Defense API¶
This page documents the extension surface for adding new defenses to ASB.
Base Interface¶
Every defense implements DefenseStrategy from src/agent_security_sandbox/defenses/base.py.
class DefenseStrategy(ABC):
@abstractmethod
def prepare_context(self, goal: str, untrusted_content: str) -> str:
...
@abstractmethod
def should_allow_tool_call(
self,
tool: Tool,
params: dict[str, object],
context: dict[str, object],
) -> tuple[bool, str]:
...
Lifecycle¶
prepare_context()runs once before the agent starts.- The agent proposes tool calls while reasoning.
should_allow_tool_call()runs before each tool execution.- The runner records allow or block decisions in the trajectory and final metrics.
Design Guidance¶
- Use
prepare_context()for prompt-layer defenses such as delimiters, warnings, and goal reminders. - Use
should_allow_tool_call()for policy and integrity checks tied to specific tool invocations. - Return short, reviewer-readable reasons. These reasons surface in results and error analysis.
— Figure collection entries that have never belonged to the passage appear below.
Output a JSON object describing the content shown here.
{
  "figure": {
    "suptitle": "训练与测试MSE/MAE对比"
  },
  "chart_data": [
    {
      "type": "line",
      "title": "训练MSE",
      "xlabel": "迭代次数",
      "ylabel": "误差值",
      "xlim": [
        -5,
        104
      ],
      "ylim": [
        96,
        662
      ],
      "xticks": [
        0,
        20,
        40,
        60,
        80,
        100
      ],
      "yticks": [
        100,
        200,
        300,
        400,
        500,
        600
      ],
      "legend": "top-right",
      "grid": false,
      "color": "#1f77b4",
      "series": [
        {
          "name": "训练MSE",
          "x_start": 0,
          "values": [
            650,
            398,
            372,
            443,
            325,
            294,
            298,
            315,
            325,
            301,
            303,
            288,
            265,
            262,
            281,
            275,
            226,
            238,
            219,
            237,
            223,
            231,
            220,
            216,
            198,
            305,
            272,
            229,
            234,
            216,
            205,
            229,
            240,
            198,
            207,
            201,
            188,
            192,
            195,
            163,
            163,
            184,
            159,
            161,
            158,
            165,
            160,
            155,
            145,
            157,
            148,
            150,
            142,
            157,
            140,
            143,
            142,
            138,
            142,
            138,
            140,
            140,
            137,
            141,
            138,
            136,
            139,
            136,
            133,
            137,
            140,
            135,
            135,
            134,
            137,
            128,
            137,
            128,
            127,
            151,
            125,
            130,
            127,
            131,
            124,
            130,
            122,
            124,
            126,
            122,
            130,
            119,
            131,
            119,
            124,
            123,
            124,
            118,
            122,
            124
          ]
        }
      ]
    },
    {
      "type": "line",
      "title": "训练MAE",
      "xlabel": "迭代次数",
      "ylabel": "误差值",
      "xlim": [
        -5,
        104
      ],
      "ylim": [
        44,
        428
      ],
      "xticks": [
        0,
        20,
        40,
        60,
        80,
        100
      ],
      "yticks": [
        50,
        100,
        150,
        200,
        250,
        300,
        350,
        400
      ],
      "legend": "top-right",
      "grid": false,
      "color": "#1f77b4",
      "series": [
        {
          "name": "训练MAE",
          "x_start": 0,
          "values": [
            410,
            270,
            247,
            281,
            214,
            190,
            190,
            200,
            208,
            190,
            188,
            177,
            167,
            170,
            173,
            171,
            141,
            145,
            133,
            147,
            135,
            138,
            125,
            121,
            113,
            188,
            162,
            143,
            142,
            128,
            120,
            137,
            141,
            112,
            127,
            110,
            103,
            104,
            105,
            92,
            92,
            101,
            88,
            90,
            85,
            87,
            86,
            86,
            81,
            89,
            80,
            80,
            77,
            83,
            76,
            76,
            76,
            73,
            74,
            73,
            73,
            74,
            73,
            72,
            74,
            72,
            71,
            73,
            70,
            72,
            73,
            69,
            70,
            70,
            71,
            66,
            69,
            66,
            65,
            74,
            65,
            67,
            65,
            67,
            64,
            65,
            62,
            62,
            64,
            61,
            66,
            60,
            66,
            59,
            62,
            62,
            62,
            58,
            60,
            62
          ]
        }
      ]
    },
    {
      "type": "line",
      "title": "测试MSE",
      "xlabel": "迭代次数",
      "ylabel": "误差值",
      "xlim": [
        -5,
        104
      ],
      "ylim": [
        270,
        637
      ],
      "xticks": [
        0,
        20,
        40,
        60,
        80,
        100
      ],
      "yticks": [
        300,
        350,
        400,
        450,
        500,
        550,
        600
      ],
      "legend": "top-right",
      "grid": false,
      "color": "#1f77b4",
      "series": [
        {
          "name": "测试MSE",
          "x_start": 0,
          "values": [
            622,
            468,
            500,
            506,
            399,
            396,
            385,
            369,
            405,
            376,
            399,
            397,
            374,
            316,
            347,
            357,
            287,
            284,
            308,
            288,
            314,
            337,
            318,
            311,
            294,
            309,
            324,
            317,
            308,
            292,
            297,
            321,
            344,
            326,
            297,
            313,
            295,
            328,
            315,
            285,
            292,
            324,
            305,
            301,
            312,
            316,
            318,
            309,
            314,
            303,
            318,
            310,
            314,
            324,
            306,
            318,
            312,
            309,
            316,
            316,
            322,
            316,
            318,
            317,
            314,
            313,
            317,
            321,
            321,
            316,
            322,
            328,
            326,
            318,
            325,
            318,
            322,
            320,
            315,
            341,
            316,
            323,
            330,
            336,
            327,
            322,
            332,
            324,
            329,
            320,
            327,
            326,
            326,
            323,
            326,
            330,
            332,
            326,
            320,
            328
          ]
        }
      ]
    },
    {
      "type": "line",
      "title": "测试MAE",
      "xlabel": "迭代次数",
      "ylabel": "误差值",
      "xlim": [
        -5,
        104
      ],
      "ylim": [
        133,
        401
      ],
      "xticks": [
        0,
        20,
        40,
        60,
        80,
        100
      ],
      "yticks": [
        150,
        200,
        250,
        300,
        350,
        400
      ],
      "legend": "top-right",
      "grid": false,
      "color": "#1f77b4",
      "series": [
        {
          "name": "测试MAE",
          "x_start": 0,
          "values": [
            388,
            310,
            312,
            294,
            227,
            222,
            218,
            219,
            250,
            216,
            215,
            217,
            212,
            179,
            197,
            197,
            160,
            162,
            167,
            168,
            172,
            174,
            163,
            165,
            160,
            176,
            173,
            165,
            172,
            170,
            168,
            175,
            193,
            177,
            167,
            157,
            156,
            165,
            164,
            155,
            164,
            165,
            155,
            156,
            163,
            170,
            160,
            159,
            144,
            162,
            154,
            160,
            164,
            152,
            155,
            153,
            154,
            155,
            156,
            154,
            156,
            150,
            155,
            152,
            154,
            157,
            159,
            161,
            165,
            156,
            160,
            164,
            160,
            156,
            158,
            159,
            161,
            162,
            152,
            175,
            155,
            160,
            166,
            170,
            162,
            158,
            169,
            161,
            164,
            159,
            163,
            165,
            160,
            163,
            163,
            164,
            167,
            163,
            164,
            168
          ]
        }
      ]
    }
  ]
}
- Keep configuration serializable so experiment scripts can store and compare runs cleanly.
Minimal Example¶
from agent_security_sandbox.defenses.base import DefenseStrategy
class MyDefense(DefenseStrategy):
def prepare_context(self, goal: str, untrusted_content: str | None = None) -> str:
if not untrusted_content:
return goal
return f"TASK: {goal}\n\nUNTRUSTED CONTENT:\n{untrusted_content}"
def should_allow_tool_call(self, tool, params, context):
goal = str(context.get("goal", ""))
if tool.name == "send_email" and "attacker" in str(params):
return False, f"Blocked by MyDefense: send_email mismatched with goal {goal!r}"
return True, "Allowed"
Registration¶
After adding the new class:
- Import it in
src/agent_security_sandbox/defenses/registry.py - Add a new ID such as
D11 - Add configuration to
config/defenses.yamlif the defense uses runtime parameters - Add tests that cover both benign and attack paths
Testing Checklist¶
pytest tests/ -q
pytest tests/test_defense_registry.py -q
ruff check src/ tests/
mypy src/agent_security_sandbox/
If the defense depends on embeddings or a second model, include at least one mock-based test that exercises the branch without network access.